The Washington Post had two graphics that neatly summarize the impacts from the fiscal cliff. This is the number one topic in the world of finance and almost all Americans will be impacted by the potential fallout in some fashion. My opinion is that Congressional Republicans and the Obama administration will reach some form of deal by year-end to avert falling off the so called fiscal cliff. Because if they don’t the potential consequences from the loss of consumer and business confidence could be dire to an already fragile economy.
What is the Fiscal Cliff? It is basically a set of tax hikes and spending cuts that will go into effect if Congress and the re-elected Obama administration don’t compromise and get their act together. If we go over the “fiscal cliff” at the start of 2013, federal income tax rates will return to the higher pre-Bush tax cut era levels (see potential 2013 rates), the FICA payroll tax credit holiday disappears, federal long-term unemployment benefits go away and people who lose their jobs in 2013 will only be entitled to 26 weeks of state unemployment benefits. Medicare reimbursements to doctors will also get cut and because the debt ceiling stays the same the government will be forced into taking sequestration measures which means across-the-board government spending cuts, including a $55 billion (9%) cut to the defense budget.
The graphic below shows how the fiscal cliff tax hikes and expiring tax breaks will impact groups based on their income levels. As expected, it will affect wealthier Americans differently (and to a larger extent) than lower-income Americans. The Bush-era tax cuts, or 2001-03 low/middle income tax cuts in the graphic, are by far the largest component of the fiscal cliff.
The increase in marginal tax rates in relative terms though will hit low income earners the most since America has a progressive tax system. In fact in percentage terms the lowest income earners will see a nearly 65% increase to their marginal tax rate.
Other good articles from around the web on the fiscal cliff are listed below:
- Problems And Solutions To The Fiscal Cliff: Time To Start Investing? “I think most Americans do not mind the bottom 50% not paying federal income taxes because many of them earn under $20,000 or are elderly. What Americans DO MIND is the bottom 50% voting to raise taxes on the top 50% when the bottom 50% don’t have to pay any more taxes themselves!”
- Fiscal Cliff: Major Market Meltdown” Expected If Congress Does Nothing. The Congressional Budget Office forecasts another recession if Congress fails to act.
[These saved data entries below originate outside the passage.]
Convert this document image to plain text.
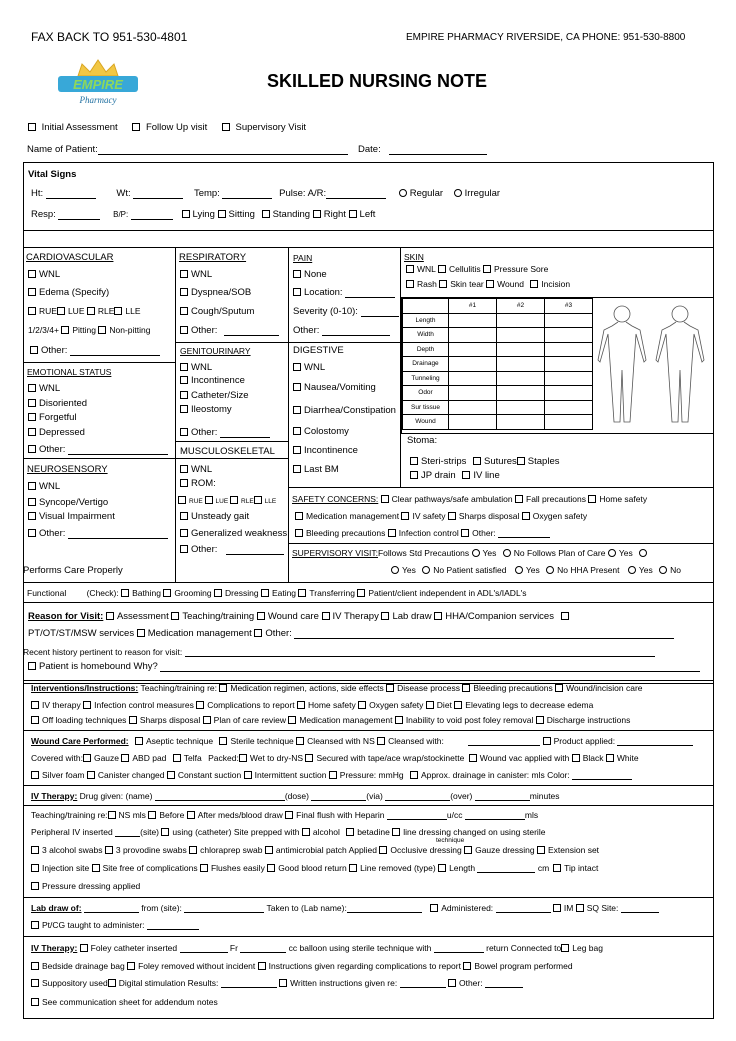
FAX BACK TO 951-530-4801	EMPIRE PHARMACY RIVERSIDE, CA PHONE: 951-530-8800
EMPIRE
Pharmacy
SKILLED NURSING NOTE
Initial Assessment	Follow Up visit	Supervisory Visit
Name of Patient:	Date:
Vital Signs
Ht:	Wt:	Temp:	Pulse: A/R:	Regular Irregular
Resp:	B/P:	Lying Sitting Standing Right Left
CARDIOVASCULAR
WNL
Edema (Specify)
RUE LUE RLE LLE
1/2/3/4+ Pitting Non-pitting
Other:
RESPIRATORY
WNL
Dyspnea/SOB
Cough/Sputum
Other:
PAIN
None
Location:
Severity (0-10):
Other:
SKIN
WNL Cellulitis Pressure Sore
Rash Skin tear Wound Incision
	#1	#2	#3
Length			
Width			
Depth			
Drainage			
Tunneling			
Odor			
Sur tissue			
Wound			
Stoma:
Steri-strips Sutures Staples
JP drain IV line
EMOTIONAL STATUS
WNL
Disoriented
Forgetful
Depressed
Other:
GENITOURINARY
WNL
Incontinence
Catheter/Size
Ileostomy
Other:
DIGESTIVE
WNL
Nausea/Vomiting
Diarrhea/Constipation
Colostomy
Incontinence
Last BM
NEUROSENSORY
WNL
Syncope/Vertigo
Visual Impairment
Other:
Performs Care Properly
MUSCULOSKELETAL
WNL
ROM:
RUE LUE RLE LLE
Unsteady gait
Generalized weakness
Other:
SAFETY CONCERNS: Clear pathways/safe ambulation Fall precautions Home safety
Medication management IV safety Sharps disposal Oxygen safety
Bleeding precautions Infection control Other:
SUPERVISORY VISIT:Follows Std Precautions Yes No Follows Plan of Care Yes
Yes No Patient satisfied Yes No HHA Present Yes No
Functional (Check): Bathing Grooming Dressing Eating Transferring Patient/client independent in ADL's/IADL's
Reason for Visit: Assessment Teaching/training Wound care IV Therapy Lab draw HHA/Companion services
PT/OT/ST/MSW services Medication management Other:
Recent history pertinent to reason for visit:
Patient is homebound Why?
Interventions/Instructions: Teaching/training re: Medication regimen, actions, side effects Disease process Bleeding precautions Wound/incision care
IV therapy Infection control measures Complications to report Home safety Oxygen safety Diet Elevating legs to decrease edema
Off loading techniques Sharps disposal Plan of care review Medication management Inability to void post foley removal Discharge instructions
Wound Care Performed: Aseptic technique Sterile technique Cleansed with NS Cleansed with:	Product applied:
Covered with: Gauze ABD pad Telfa Packed: Wet to dry-NS Secured with tape/ace wrap/stockinette Wound vac applied with Black White
Silver foam Canister changed Constant suction Intermittent suction Pressure: mmHg Approx. drainage in canister: mls Color:
IV Therapy: Drug given: (name)	(dose)	(via)	(over)	minutes
Teaching/training re: NS mls Before After meds/blood draw Final flush with Heparin	u/cc	mls
Peripheral IV inserted	(site) using (catheter) Site prepped with alcohol betadine line dressing changed on using sterile
technique
3 alcohol swabs 3 provodine swabs chloraprep swab antimicrobial patch Applied Occlusive dressing Gauze dressing Extension set
Injection site Site free of complications Flushes easily Good blood return Line removed (type) Length	cm Tip intact
Pressure dressing applied
Lab draw of:	from (site):	Taken to (Lab name):	Administered:	IM SQ Site:
Pt/CG taught to administer:
IV Therapy: Foley catheter inserted	Fr	cc balloon using sterile technique with	return Connected to Leg bag
Bedside drainage bag Foley removed without incident Instructions given regarding complications to report Bowel program performed
Suppository used Digital stimulation Results:	Written instructions given re:	Other:
See communication sheet for addendum notes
- America’s Fiscal Cliff Can Be a Catalyst for Growth. A positive spin or potential silver lining if we do fall off the cliff.
- FIRE IN THE DISCO! The political realities affecting fiscal policy and the undeniable presence of the Earnings Cliff, we have all the alarm bells we should need to at least admit that the probability is greater than 50% a recession is on the horizon.
2 thoughts on “Will We Fall Off The Fiscal Cliff in 2013 – Impacts on Your Taxes and Finances”
what will happen is the President and Democrats will ask for taxes to be increased only for those making 250 k or more… and they will win on this for there are enough Republicans in the House to vote for this .. Tea Party Republicans will be diminished next year 13 of then either lost or retired in 2012….everything else will be negotiated.. when they return in January 2013
According to TurboTax Vice President and CPA Bob Meighan , Here’s what people need to know about the pending tax law changes:
• Alternative Minimum Tax (AMT) Patch – Today the AMT usually hits taxpayers who have a household income over $75K and are married with more than two kids. However, unless the AMT is patched by the end of the year, an estimated 26 million households will face the AMT for the first time. This threatens to add an average of $3,700 to taxpayers’ bills for the current tax year. That said, historically Congress has patched the AMT every year since 1969 without fail.
• Tax Extenders – The “Tax Extenders” refer to a broad set of temporary tax laws. Here is a short list of the higher-impact deductions and credits that are included in the “Tax Extenders” package currently on the table:
• Bush-Era Tax Cuts – As the name implies, the “Bush Tax Cuts” were tax cuts first passed in 2001 under George W. Bush and then extended in December 2010 by President Obama. The deductions and credits included in the Bush Tax Cuts do not impact your 2012 taxes as they won’t come into play for another year. What you could see early next year is changes to your paycheck (starting in Jan. 2013) due to changes in 2013 tax brackets.